VH-1 has yet to harvest the latest crop of rough ‘n tumble baddies of the rap/metal scene (that’s MTV’s job), but they’ve gotten everybody else, recycling novelty acts and public enemies alike into cheap, enjoyable family entertainment. In the MTV/VH-1 equation, Dr. Dre equals Hammer, Nirvana equals Nickelback, and Ozzy equals Creed. Creed is almost shocking, if only for achieving superstardom as a group of essentially well-meaning Christians desperately in need of resurrection: They are the G.W. Bush of modern rock.

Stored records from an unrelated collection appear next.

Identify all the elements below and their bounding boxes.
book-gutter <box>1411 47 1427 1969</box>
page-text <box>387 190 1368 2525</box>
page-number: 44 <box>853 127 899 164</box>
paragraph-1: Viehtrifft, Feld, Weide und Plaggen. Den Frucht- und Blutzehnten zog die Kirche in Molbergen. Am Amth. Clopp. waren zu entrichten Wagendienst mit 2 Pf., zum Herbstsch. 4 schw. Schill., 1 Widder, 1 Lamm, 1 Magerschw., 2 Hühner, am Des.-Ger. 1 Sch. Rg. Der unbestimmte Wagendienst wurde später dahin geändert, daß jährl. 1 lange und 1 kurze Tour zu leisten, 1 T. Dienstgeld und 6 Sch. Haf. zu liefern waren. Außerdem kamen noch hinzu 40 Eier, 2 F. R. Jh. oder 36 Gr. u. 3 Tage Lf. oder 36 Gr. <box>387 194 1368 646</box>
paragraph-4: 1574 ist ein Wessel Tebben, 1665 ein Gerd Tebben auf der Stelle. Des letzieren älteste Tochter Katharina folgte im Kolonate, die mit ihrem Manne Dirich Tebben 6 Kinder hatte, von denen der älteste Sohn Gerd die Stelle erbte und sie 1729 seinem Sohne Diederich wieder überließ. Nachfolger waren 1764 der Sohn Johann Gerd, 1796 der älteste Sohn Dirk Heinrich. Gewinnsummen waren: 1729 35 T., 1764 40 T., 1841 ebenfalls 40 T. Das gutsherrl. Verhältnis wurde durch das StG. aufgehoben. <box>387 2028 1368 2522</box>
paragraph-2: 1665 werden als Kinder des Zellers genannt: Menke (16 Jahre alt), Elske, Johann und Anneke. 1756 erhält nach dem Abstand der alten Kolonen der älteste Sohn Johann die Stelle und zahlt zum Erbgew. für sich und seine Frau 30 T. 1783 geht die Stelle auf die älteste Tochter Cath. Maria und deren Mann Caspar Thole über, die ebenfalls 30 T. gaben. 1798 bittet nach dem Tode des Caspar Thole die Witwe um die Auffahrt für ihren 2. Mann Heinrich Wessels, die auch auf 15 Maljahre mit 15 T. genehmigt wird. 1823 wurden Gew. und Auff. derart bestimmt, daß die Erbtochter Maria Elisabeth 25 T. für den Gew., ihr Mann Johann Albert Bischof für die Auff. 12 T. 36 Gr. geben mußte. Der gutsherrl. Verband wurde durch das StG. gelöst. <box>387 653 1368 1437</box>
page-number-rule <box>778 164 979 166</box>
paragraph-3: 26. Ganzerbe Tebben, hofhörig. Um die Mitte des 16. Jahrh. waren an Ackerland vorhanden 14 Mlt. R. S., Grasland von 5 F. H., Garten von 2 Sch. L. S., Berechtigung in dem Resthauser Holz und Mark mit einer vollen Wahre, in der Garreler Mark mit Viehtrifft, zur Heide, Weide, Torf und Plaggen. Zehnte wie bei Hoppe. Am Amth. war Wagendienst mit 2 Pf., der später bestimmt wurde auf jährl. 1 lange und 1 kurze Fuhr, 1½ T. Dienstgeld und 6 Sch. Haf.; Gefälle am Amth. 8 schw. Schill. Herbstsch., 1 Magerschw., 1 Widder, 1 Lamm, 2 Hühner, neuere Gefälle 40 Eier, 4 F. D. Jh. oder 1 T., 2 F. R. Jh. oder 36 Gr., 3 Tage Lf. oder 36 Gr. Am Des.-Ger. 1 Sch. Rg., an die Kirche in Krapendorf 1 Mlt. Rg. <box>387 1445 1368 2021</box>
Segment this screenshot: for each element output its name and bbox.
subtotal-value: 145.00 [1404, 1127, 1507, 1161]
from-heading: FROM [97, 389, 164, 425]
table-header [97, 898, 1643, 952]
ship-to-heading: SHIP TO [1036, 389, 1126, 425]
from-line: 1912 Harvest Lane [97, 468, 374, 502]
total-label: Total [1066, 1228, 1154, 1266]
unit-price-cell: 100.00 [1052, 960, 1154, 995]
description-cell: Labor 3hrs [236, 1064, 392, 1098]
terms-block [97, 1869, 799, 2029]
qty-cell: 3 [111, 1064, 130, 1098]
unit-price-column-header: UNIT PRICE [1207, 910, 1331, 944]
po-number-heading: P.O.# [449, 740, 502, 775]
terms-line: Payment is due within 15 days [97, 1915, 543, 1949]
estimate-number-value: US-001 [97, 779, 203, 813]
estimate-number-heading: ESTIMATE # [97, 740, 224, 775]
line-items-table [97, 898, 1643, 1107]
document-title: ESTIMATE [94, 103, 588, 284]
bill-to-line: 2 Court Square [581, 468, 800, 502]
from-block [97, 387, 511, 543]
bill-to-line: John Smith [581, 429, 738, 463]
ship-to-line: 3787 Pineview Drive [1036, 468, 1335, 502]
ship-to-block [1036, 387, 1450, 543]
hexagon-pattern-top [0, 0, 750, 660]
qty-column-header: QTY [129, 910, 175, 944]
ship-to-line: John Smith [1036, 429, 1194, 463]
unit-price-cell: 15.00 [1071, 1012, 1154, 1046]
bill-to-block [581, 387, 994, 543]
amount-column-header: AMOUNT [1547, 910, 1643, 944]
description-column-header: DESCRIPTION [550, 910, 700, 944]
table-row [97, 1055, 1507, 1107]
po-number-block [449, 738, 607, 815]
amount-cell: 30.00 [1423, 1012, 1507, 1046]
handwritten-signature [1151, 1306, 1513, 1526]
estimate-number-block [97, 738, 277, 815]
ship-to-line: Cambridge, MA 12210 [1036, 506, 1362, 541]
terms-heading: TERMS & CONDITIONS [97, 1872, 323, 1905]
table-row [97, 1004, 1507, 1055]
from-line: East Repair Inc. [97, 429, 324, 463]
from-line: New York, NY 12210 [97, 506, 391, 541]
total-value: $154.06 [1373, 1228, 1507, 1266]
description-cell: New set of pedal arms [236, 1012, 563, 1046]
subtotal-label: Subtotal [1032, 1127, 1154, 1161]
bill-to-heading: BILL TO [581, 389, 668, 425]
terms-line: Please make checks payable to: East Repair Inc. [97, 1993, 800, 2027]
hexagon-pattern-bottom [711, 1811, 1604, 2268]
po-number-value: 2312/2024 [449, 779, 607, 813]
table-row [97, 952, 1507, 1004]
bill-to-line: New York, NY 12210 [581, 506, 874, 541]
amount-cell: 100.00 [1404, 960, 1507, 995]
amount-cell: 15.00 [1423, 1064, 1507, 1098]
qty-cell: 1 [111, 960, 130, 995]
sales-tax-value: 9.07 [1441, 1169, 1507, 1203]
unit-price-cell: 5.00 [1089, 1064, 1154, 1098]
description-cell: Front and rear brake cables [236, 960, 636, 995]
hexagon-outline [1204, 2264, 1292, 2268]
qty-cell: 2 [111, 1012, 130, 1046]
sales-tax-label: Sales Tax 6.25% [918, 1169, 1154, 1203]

We’re left with 100-pound weaklings like Eminem kicking sand in our faces. In his latest single, ‘Without Me,’ the wild rapper hits controversial targets like TRL, techno music, and Saddam Hussein. Oh shit—did he just slam Iraq? White boy crazy. Eminem also dissed thirtysomething Moby for being ‘old.’ Moby replied: ‘I’m honored to have received my first celebrity diss.’ Head noogies anyone?

Maybe Bono is the man. Lord knows he’s doing everything else these days. Recently, he was back in Africa, preaching economics: the man’s a bona-fide lunatic. He’s got those tinted glasses in our faces, over and over, week in and week out, and he’s dealing with the system instead of simply head-butting it.

But battling Third-World debt isn’t quite the spectacle we were hoping for. In fact, we’re getting rather sick of seeing Bono everywhere we go. He’s beginning to piss us off. Of course, that’s more than we can say about Ozzy.

Everything is safe and warm. Rage Against the Machine quit raging, Public Enemy lost their edge, Ice Cube was in a movie with Marky Mark, and Gene Simmons became the first hedonist in years to make hedonism look 110-percent dull. Those of us who like a little danger in our music are quickly running out of options.

For everybody else, there’s plenty of soft vanilla to go around. Just don’t go knighting Johnny Rotten. I’m begging you.